Once the bottom wall plate is replaced, a metal flashing may be installed on the exterior of the wall to prevent further seepage of water. This should be a 90 degree right angle flashing, normally a 4 X 2, or larger. This flashing should have the narrow edge placed along the concrete and be caulked along the underside, to seal it to the slab. The wider edge should be nailed directly to the wall studs above the new bottom plate. Once in place, the flashing should be covered by reinstalling the previously removed siding. If this siding is beyond salvaging, new siding may be installed and painted to finish the job. Installing the flashing behind the siding will prevent moisture and melted snow from wicking up the siding and damaging the wall, as well as minimizing seepage underneath. This flashing may lift from the concrete over time and may require re-caulking, periodically.
One thing not yet discussed is the presence of excess water on the sidewalk, in the first place. The source of the water may be minimized by better grading and eavestroughing maintenance. If the soil around the sidewalk has settled or is sloping toward the garage, this may be levelled to help channel water away. If the eavestroughs are older, damaged or leaking they can be repaired to help eliminate standing water on the sidewalk. The downspouts may be relocated and extended to the driveway or back lane to reroute the water away from the garage.

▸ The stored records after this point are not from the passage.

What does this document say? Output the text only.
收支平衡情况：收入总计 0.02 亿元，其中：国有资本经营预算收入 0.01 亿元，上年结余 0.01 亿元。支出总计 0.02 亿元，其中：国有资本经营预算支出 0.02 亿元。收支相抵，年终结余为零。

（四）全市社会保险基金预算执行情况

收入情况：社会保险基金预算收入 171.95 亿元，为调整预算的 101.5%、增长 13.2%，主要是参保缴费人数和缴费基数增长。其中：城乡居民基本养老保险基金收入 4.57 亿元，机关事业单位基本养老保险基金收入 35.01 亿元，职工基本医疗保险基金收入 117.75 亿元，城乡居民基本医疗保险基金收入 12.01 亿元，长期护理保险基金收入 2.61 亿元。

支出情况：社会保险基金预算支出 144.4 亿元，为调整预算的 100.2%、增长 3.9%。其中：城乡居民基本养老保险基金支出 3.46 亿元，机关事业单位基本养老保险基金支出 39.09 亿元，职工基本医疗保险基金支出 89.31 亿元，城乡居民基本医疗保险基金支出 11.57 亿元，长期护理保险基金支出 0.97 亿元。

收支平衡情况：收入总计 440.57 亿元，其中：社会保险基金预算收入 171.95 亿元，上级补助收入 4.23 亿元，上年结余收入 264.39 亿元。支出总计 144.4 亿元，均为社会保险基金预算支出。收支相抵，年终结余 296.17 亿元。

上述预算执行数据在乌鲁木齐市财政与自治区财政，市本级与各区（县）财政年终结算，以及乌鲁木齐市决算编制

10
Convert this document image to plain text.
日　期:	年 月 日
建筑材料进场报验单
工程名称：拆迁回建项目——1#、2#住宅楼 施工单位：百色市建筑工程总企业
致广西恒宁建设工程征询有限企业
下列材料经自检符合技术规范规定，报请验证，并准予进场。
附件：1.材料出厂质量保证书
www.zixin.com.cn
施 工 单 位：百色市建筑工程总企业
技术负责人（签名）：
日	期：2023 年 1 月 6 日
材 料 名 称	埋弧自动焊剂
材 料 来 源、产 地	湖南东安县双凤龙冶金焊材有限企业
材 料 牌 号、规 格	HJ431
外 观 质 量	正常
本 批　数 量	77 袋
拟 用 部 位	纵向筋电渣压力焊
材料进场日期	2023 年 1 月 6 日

This is assuming that proper eavestroughs and downspouts are installed, which are often missing on older garages. Installation and regular maintenance will be the biggest factor in eliminating seepage. Regular removal of snow from the sidewalk in the winter will also help prevent damage.
Most moisture intrusion into buildings, including garages, can be prevented or minimized with attention to drainage of rainwater and melted snow. A common sense approach should be used to determine where the source of the water is and how it can be managed. Once damage is done to the wooden structure, as in your case, the repairs to the wall will have to completed, but better drainage water management can still be accomplished.